Großbritanniens Innenministerin Theresa May von der Konservativen Partei will die entsprechenden Anti-Terror-Gesetze bereits im Januar durch das Parlament bringen. Ein Zusatzpapier mit dem Titel "Prevent " (Vorbeugung), das den Anti-Terror-Gesetzen anhängig ist, sieht vor, dass Schulen, Universitäten und andere Bildungseinrichtungen dazu verpflichtet werden, "Menschen davor zu schützen, in den Terrorismus hineingezogen zu werden".
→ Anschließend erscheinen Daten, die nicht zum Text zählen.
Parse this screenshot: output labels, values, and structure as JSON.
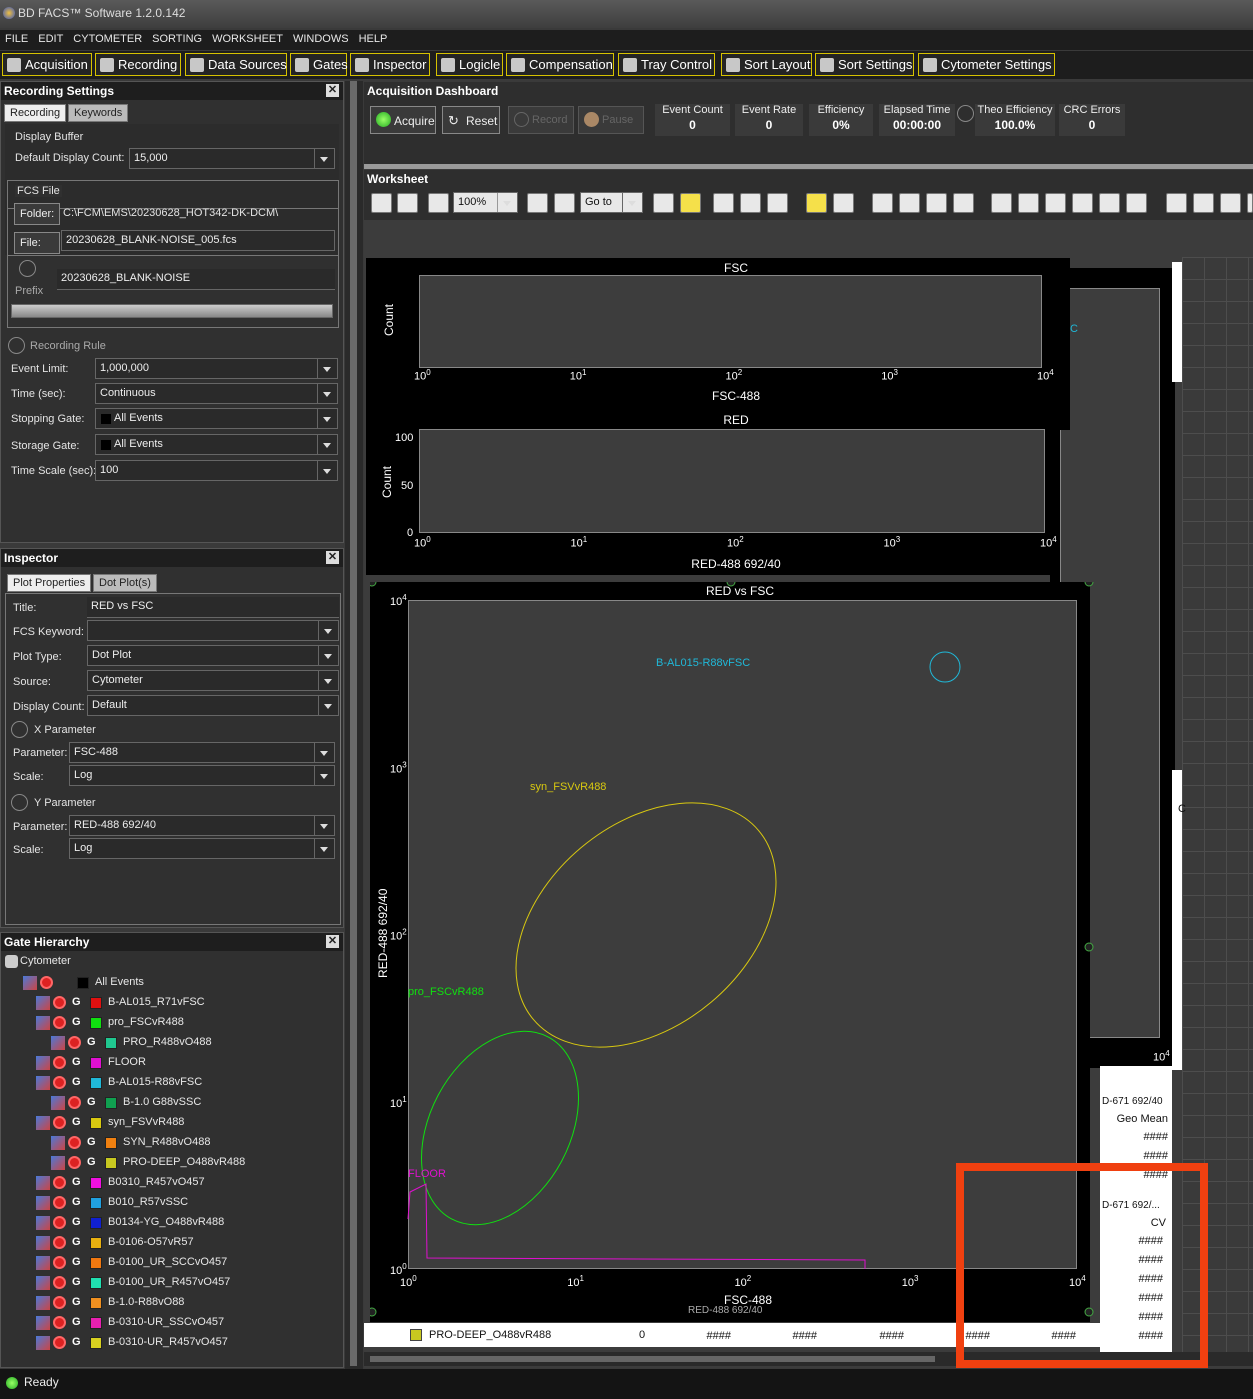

In dem entsprechenden Regierungspapier heißt es, man erwarte, dass die britischen Bildungseinrichtungen gefährdete Kinder identifizierten und entsprechend eingriffen. Die Kinder sollten an Jugendämter und soziale Dienste verwiesen werden. Das Ministerium zieht sich jedoch darauf zurück, dass es nur in Ausnahmefällen Zwang ausüben werde.

Da sich das Gesetz auf alle öffentlichen Bildungs- und Betreuungseinrichtungen bezieht, erfasst das Gesetz auch Vorschulen und Kindergärten. Prinzipiell müssten somit auch Vorschullehrer und Kindergartenerzieher melden, wenn Kinder Anzeichen zeigen, für Terror empfänglich zu sein.

Kritik am Vorhaben bekommt die Innenministerin May nun auch aus der eigenen Partei. Ein Abgeordneter der Konservativen, David Davies, hält das Vorhaben der Regierung schlichtweg für plump und übertrieben. "Es ist schwer vorstellbar, wie es umgesetzt werden könnte: Es ist nicht machbar", sagte Davies der englischen Tageszeitung "The Telegraph". 

Vor allem den Aspekt, dass nicht nur Studenten und Schüler, sondern auch Kleinkinder zur Zielgruppe der Anti-Terror-Gesetze gehören sollen, hält er für übertrieben. "Sollen sie über ein Kleinkind informieren, das einen Prediger lobt, der als extrem eingestuft wird? Das kann ich mir nicht vorstellen."

Die britische Menschen- und Bürgerrechtsorganisation Liberty wittert einen Generalangriff auf die Unabhängigkeit des britischen Bildungswesens. Derartige Eingriffe zur Terrorabwehr im öffentlichen Sektor hätten sich oftmals als kontraproduktiv erwiesen. Sie hätten lediglich eine Mischung aus "Anstoß, Mistrauen, Spaltung und weiterer Entfremdung" zur Folge, heißt es in einer Stellungnahme der Organisation.